Blockchain.info: the World s Most Popular Bitcoin Website and Wallet

Where is blockchain.info located?

Bitcoin Exchanges / September 22, 2022

If you’re reading this, you may be one of the few unlucky souls who inadvertently converted their legacy-style Blockchain.info wallet to the new HD-style Blockchain.info wallet. If you just so happened to have > 1000 addresses in your legacy-style wallet, the conversion process will render your entire wallet unusable due to some limits set in the BC.info internal API.

If it seems Blockchain.info support is unwilling to help you recover the keys to your legacy wallet, you’re not alone. I just helped someone recover quite a few coins that would have been seemingly lost otherwise. Read on to reclaim your coins…
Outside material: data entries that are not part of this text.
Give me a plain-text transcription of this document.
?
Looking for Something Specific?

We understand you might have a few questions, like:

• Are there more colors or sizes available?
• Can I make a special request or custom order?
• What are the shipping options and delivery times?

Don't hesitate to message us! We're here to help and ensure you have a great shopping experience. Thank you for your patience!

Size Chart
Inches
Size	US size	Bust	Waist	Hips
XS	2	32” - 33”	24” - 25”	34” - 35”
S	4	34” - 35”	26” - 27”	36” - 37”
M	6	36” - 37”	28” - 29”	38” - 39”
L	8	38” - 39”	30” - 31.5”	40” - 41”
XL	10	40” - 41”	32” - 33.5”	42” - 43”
Once logged into the bricked Blockchain.info wallet, the following steps can be taken from inside the javascript debug console in any browser (I used Firefox) to extract private keys for a given address to import elsewhere.

Step 1: dump all active addresses in the wallet:

console.log(Blockchain.MyWallet.wallet._addresses);

Run the command above in the debug console to return an object of all the addresses, including legacy, in the wallet, with the following structure:

Find the appropriate address and locate the value inside the _priv field (the private key). This is likely a base58 encoded representation of the address’s private key.

Step 2: confirm what format the private key is in using the following command:

Blockchain.Helpers.detectPrivateKeyFormat("_THE_PRIVATE_KEY_FROM_STEP_1");

This will output a value into the console, typically base58.

Step 3: run the following command to convert the private key into wallet import format:

var key = Blockchain.Helpers.privateKeyStringToKey("_THE_PRIVATE_KEY_FROM_STEP_1", "base58"); var uWIF = key.toWIF; console.log(uWIF);

Note if you got a different value than base58 for step 2, replace base58 with the appropriate value. This will output the private key for the address in wallet import format.

You can then import this into Bitcoin Core using:

bitcoin-cli importprivkey {the output of step 3} “from blockchain.info” false
Note: if you have more than one private key to import, you will save a lot of time by attaching false onto the end of each importprivkey call, only setting the blockchain rescan flag to true after the last key has been imported.